Prospecting for Trends
You can learn a lot by asking customers questions such as, “How often do you use a local printer because they offer binding, trimming, or other services you can’t do internally?” Or “Would it possibly be valuable, in terms of time or cost, if you could do those things internally?” They’ll usually say, “It depends,” which opens the door to deeper conversations and the discovery of what may become a new trend, at least for that customer, and one your sales team can promote to others.
Next, drive the conversation forward by asking, “Do you create any documents that add value or help forge stronger relationships with customers?” If they do, find out how often they do this and how finishing is involved. Once the customer understands all they can do, would it be more valuable if they did it all themselves?
Consider how customers respond to your questions and how new capabilities can add value or start a new trend. Some answers may come from a combination of the person who signs off on your products and services plus those of a C-level exec who may have a different view of printing costs. What do those individuals want to do? How often? How satisfied are they with the present process?
The answer to these questions and more can provide direction about a customer’s needs. In some cases, sending the jobs out is purely a matter of speed, efficiency, and cost. However, your customers may be unaware of the options you offer. The key is that the jobs have a common need for finishing, and if multiple customers see value, that need becomes a trend.
It’s important to assess the type and amount of finishing needed and its frequency versus the cost of the devices required. Customers don’t want to learn the nuances of printing, so you must determine which ones make sense for a given customer. Your sales team may already know some of this.
Vendors Know This Stuff
Finishing isn’t an all-or-nothing game. Many print shops with limited finishing capabilities work around the limitations of their devices. This is where your knowledge, imagination, and your vendors’ expertise come into play.

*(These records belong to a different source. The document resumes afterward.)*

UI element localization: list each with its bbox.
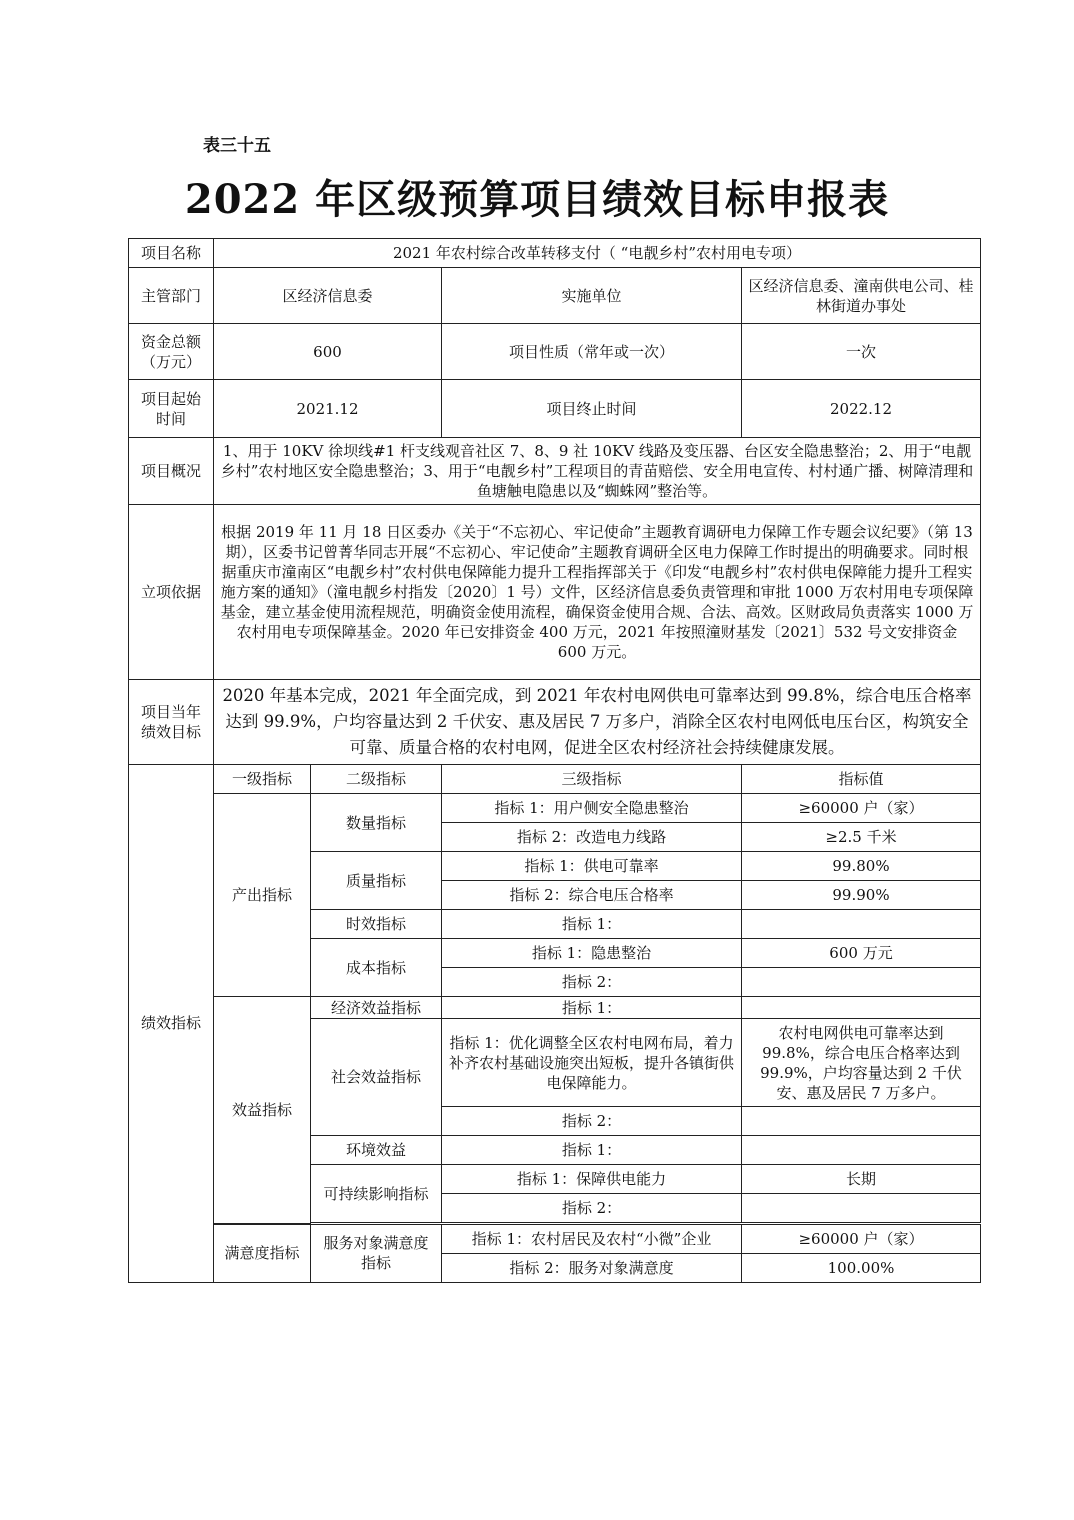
indicator-row: 指标 2： xyxy=(442,1194,742,1223)
header-level2: 二级指标 xyxy=(311,765,442,794)
start-time-label: 项目起始时间 xyxy=(129,380,214,438)
cost-indicator: 成本指标 xyxy=(311,939,442,997)
social-benefit-indicator: 社会效益指标 xyxy=(311,1019,442,1136)
indicator-value: 农村电网供电可靠率达到 99.8%，综合电压合格率达到 99.9%，户均容量达到 2 千伏安、惠及居民 7 万多户。 xyxy=(742,1019,981,1107)
indicator-row: 指标 1：用户侧安全隐患整治 xyxy=(442,794,742,823)
fund-total-label: 资金总额（万元） xyxy=(129,324,214,380)
indicator-row: 指标 2： xyxy=(442,968,742,997)
end-time-label: 项目终止时间 xyxy=(442,380,742,438)
service-satisfaction-indicator: 服务对象满意度指标 xyxy=(311,1224,442,1282)
indicator-value: 99.80% xyxy=(742,852,981,881)
project-nature-label: 项目性质（常年或一次） xyxy=(442,324,742,380)
environment-benefit-indicator: 环境效益 xyxy=(311,1136,442,1165)
page-title: 2022 年区级预算项目绩效目标申报表 xyxy=(184,176,890,223)
overview-label: 项目概况 xyxy=(129,438,214,505)
indicator-value: ≥60000 户（家） xyxy=(742,1224,981,1253)
indicator-value: 99.90% xyxy=(742,881,981,910)
indicator-row: 指标 1：隐患整治 xyxy=(442,939,742,968)
benefit-indicator: 效益指标 xyxy=(214,997,311,1224)
quality-indicator: 质量指标 xyxy=(311,852,442,910)
timeliness-indicator: 时效指标 xyxy=(311,910,442,939)
indicator-row: 指标 1：供电可靠率 xyxy=(442,852,742,881)
indicator-row: 指标 1： xyxy=(442,910,742,939)
project-name-value: 2021 年农村综合改革转移支付（ “电靓乡村”农村用电专项） xyxy=(214,239,981,268)
overview-text: 1、用于 10KV 徐坝线#1 杆支线观音社区 7、8、9 社 10KV 线路及变压器、台区安全隐患整治；2、用于“电靓乡村”农村地区安全隐患整治；3、用于“电靓乡村”工程项目的青苗赔偿、安全用电宣传、村村通广播、树障清理和鱼塘触电隐患以及“蜘蛛网”整治等。 xyxy=(214,438,981,505)
project-nature-value: 一次 xyxy=(742,324,981,380)
indicator-value: 长期 xyxy=(742,1165,981,1194)
sustainability-indicator: 可持续影响指标 xyxy=(311,1165,442,1223)
performance-form-table xyxy=(128,238,981,1283)
indicator-row: 指标 2：服务对象满意度 xyxy=(442,1253,742,1282)
indicator-value: ≥60000 户（家） xyxy=(742,794,981,823)
indicator-value: ≥2.5 千米 xyxy=(742,823,981,852)
impl-unit-value: 区经济信息委、潼南供电公司、桂林街道办事处 xyxy=(742,268,981,324)
project-name-label: 项目名称 xyxy=(129,239,214,268)
basis-text: 根据 2019 年 11 月 18 日区委办《关于“不忘初心、牢记使命”主题教育调研电力保障工作专题会议纪要》（第 13 期），区委书记曾菁华同志开展“不忘初心、牢记使命”主题教育调研全区电力保障工作时提出的明确要求。同时根据重庆市潼南区“电靓乡村”农村供电保障能力提升工程指挥部关于《印发“电靓乡村”农村供电保障能力提升工程实施方案的通知》（潼电靓乡村指发〔2020〕1 号）文件，区经济信息委负责管理和审批 1000 万农村用电专项保障基金，建立基金使用流程规范，明确资金使用流程，确保资金使用合规、合法、高效。区财政局负责落实 1000 万农村用电专项保障基金。2020 年已安排资金 400 万元，2021 年按照潼财基发〔2021〕532 号文安排资金 600 万元。 xyxy=(214,505,981,680)
header-value: 指标值 xyxy=(742,765,981,794)
indicator-row: 指标 2：综合电压合格率 xyxy=(442,881,742,910)
goal-label: 项目当年绩效目标 xyxy=(129,680,214,765)
quantity-indicator: 数量指标 xyxy=(311,794,442,852)
start-time-value: 2021.12 xyxy=(214,380,442,438)
indicator-value xyxy=(742,1136,981,1165)
fund-total-value: 600 xyxy=(214,324,442,380)
header-level3: 三级指标 xyxy=(442,765,742,794)
indicator-value xyxy=(742,997,981,1019)
indicator-value xyxy=(742,1107,981,1136)
basis-label: 立项依据 xyxy=(129,505,214,680)
end-time-value: 2022.12 xyxy=(742,380,981,438)
indicator-value xyxy=(742,910,981,939)
goal-text: 2020 年基本完成，2021 年全面完成，到 2021 年农村电网供电可靠率达到 99.8%，综合电压合格率达到 99.9%，户均容量达到 2 千伏安、惠及居民 7 万多户，消除全区农村电网低电压台区，构筑安全可靠、质量合格的农村电网，促进全区农村经济社会持续健康发展。 xyxy=(214,680,981,765)
indicator-row: 指标 1： xyxy=(442,997,742,1019)
indicator-value xyxy=(742,1194,981,1223)
satisfaction-indicator: 满意度指标 xyxy=(214,1224,311,1282)
indicator-row: 指标 1：优化调整全区农村电网布局，着力补齐农村基础设施突出短板，提升各镇街供电保障能力。 xyxy=(442,1019,742,1107)
indicator-row: 指标 2： xyxy=(442,1107,742,1136)
header-level1: 一级指标 xyxy=(214,765,311,794)
indicator-row: 指标 1：农村居民及农村“小微”企业 xyxy=(442,1224,742,1253)
impl-unit-label: 实施单位 xyxy=(442,268,742,324)
indicator-value: 600 万元 xyxy=(742,939,981,968)
indicator-row: 指标 1： xyxy=(442,1136,742,1165)
dept-label: 主管部门 xyxy=(129,268,214,324)
indicator-row: 指标 2：改造电力线路 xyxy=(442,823,742,852)
perf-indicator-label: 绩效指标 xyxy=(129,765,214,1283)
indicator-value xyxy=(742,968,981,997)
indicator-row: 指标 1：保障供电能力 xyxy=(442,1165,742,1194)
indicator-value: 100.00% xyxy=(742,1253,981,1282)
dept-value: 区经济信息委 xyxy=(214,268,442,324)
table-label: 表三十五 xyxy=(203,136,271,156)
output-indicator: 产出指标 xyxy=(214,794,311,997)
economic-benefit-indicator: 经济效益指标 xyxy=(311,997,442,1019)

OEMs partner with finishing equipment manufacturers as a way of offering complete solutions. Some office technology vendors even list the finishing companies they work with on their websites. Finishing is too complex for any one company, so I called Mark Hunt, director of business development at Standard Finishing, the U.S. distributor for Hunkeler and Horizon finishing systems. Although most of Standard’s business comes from commercial printers, Hunt told me the company works with nearly all of the major office technology vendors and offers several smaller machines intended for office or business use. He added that office technology dealers typically come to Standard Finishing through Canon, Fujifilm, HP, Konica Minolta, Ricoh, or Xerox.
Specialized Expertise
What can help craft successful finishing solutions for dealers is working with vendors you already know to bring in finishing devices proven to work with the printing systems in place. This combined expertise allows dealers to offer a well-balanced system. “There is no finishing application we cannot solve between in-line or near-line options,” said Brian Balow, vice president graphic communications, production solutions, at Ricoh USA. “Authorized dealers can sell finishing solutions as part of our total portfolio.” As part of this, vendors can help dealers understand what’s needed to design the most appropriate solution.

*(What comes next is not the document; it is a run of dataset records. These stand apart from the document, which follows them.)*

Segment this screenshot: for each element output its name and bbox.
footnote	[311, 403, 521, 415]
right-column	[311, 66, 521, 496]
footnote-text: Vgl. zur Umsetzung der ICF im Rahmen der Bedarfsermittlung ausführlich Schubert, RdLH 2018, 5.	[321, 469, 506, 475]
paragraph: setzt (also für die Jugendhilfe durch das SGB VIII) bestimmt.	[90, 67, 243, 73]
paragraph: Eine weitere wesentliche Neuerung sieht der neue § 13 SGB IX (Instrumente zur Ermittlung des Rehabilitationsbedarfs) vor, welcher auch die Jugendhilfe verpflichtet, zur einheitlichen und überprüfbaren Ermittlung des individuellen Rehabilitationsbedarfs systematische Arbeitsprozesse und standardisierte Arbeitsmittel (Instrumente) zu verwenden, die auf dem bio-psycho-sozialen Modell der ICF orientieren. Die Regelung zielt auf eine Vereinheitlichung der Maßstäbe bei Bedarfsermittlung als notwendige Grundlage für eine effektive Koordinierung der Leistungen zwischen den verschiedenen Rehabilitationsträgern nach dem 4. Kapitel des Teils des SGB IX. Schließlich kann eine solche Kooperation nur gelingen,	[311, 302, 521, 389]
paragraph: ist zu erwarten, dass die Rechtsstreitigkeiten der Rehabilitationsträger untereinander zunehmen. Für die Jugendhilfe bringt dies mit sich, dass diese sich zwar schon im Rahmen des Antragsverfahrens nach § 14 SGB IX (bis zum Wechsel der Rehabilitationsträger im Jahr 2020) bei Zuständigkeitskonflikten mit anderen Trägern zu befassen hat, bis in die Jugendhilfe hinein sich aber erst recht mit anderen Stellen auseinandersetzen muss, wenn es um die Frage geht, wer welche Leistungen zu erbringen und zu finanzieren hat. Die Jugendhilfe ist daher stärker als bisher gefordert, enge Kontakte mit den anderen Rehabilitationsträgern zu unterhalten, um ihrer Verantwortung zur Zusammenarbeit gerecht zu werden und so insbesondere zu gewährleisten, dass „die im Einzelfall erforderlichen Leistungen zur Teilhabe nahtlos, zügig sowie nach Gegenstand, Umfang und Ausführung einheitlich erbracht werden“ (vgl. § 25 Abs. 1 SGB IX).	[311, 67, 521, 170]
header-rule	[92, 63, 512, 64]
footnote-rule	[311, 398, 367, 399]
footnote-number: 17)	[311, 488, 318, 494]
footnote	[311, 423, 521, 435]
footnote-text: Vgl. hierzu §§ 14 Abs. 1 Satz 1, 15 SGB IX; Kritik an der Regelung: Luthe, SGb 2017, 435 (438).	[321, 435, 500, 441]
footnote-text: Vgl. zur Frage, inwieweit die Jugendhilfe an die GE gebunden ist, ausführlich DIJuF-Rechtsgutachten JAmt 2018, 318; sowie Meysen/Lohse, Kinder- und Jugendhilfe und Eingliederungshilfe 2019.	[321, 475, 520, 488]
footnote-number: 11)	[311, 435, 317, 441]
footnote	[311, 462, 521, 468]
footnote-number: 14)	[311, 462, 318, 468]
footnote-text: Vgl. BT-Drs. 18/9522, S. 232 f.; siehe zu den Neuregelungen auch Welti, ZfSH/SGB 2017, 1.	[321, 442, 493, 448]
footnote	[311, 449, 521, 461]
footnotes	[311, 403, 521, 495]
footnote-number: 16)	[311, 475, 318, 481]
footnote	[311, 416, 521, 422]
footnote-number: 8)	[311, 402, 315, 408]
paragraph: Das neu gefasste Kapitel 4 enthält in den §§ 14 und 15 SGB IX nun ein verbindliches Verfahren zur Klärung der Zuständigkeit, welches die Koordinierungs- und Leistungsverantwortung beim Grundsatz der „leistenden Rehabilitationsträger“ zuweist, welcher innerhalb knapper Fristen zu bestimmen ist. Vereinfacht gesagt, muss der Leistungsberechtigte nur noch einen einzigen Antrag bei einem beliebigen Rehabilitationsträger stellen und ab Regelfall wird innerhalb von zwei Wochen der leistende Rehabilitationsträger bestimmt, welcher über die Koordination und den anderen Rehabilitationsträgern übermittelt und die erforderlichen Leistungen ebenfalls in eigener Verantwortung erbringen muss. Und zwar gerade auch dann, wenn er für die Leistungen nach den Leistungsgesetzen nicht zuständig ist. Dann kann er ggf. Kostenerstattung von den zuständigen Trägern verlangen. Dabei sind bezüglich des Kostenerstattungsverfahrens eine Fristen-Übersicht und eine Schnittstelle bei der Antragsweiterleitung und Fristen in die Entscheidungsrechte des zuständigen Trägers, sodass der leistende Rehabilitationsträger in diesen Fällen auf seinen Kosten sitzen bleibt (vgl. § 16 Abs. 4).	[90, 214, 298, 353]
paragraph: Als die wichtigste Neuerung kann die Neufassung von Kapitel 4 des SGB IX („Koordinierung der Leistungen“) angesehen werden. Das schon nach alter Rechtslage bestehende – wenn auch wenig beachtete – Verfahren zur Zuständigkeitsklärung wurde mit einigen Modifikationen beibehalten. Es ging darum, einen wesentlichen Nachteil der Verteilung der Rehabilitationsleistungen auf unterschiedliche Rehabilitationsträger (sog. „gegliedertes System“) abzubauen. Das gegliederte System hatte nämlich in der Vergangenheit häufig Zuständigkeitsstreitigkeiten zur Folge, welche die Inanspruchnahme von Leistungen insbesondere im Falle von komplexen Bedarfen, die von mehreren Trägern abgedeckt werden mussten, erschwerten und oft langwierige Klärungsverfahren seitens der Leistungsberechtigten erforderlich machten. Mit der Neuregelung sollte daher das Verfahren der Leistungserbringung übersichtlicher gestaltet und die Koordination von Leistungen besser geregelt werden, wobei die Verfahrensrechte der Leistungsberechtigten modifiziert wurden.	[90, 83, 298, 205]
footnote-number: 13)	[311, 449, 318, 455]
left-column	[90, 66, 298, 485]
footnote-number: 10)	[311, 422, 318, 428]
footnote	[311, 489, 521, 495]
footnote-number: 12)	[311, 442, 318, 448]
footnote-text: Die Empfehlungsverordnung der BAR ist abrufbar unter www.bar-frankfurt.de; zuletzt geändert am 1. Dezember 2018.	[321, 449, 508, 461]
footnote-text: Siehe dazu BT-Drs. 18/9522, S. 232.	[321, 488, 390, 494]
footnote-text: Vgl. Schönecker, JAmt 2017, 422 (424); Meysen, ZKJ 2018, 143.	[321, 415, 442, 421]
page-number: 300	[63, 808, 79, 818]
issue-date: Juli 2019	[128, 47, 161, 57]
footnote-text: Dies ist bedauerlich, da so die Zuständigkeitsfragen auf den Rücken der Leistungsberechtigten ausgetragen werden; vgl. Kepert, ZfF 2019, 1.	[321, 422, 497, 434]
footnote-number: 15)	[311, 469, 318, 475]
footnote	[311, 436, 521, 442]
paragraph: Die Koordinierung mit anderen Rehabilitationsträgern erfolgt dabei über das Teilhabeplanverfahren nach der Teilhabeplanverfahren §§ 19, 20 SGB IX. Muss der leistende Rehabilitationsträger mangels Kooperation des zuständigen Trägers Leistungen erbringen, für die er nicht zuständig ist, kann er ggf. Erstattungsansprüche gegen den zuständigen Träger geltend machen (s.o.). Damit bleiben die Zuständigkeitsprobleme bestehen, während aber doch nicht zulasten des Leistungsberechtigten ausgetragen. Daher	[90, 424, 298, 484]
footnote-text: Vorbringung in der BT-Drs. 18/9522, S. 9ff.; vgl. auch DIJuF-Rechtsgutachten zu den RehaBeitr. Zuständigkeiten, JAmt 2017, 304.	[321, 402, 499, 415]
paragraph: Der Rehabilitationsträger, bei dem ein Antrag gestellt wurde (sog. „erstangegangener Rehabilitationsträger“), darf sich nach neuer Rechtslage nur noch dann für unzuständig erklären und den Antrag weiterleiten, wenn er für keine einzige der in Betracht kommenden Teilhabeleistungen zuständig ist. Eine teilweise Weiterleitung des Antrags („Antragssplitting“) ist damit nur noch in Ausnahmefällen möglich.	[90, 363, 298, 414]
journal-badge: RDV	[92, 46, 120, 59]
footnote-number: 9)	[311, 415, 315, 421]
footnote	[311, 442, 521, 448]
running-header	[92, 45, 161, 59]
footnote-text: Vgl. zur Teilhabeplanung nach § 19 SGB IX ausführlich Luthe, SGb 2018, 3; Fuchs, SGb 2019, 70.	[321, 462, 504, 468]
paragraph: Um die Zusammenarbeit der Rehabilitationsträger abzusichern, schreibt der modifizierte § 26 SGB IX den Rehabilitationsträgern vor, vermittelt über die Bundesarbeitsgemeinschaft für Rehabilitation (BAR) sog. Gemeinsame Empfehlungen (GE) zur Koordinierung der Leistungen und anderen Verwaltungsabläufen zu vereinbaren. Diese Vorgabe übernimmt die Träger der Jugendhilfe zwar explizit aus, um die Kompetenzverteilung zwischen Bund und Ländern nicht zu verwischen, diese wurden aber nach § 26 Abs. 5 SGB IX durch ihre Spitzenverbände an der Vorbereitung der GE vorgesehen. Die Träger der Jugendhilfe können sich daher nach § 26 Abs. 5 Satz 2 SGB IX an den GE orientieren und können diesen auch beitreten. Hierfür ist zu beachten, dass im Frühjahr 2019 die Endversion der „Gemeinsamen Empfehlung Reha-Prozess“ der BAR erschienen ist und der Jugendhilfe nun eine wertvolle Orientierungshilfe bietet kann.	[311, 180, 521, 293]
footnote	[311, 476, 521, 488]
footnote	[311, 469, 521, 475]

There are many details to consider when offering finishing capabilities. Talking with a vendor’s production specialist helps provide a full understanding of what a finishing solution provides and the support it requires. Depending on the vendor, this may require buying a bundle of capabilities to get the ones desired even if your customer ultimately gains more control over the documents they print and may spend less overall. Understanding customers’ existing needs and those they anticipate and communicating them to your OEMs can help create end-to-end printing and finishing solutions that help make your dealership the go-to resource in your market.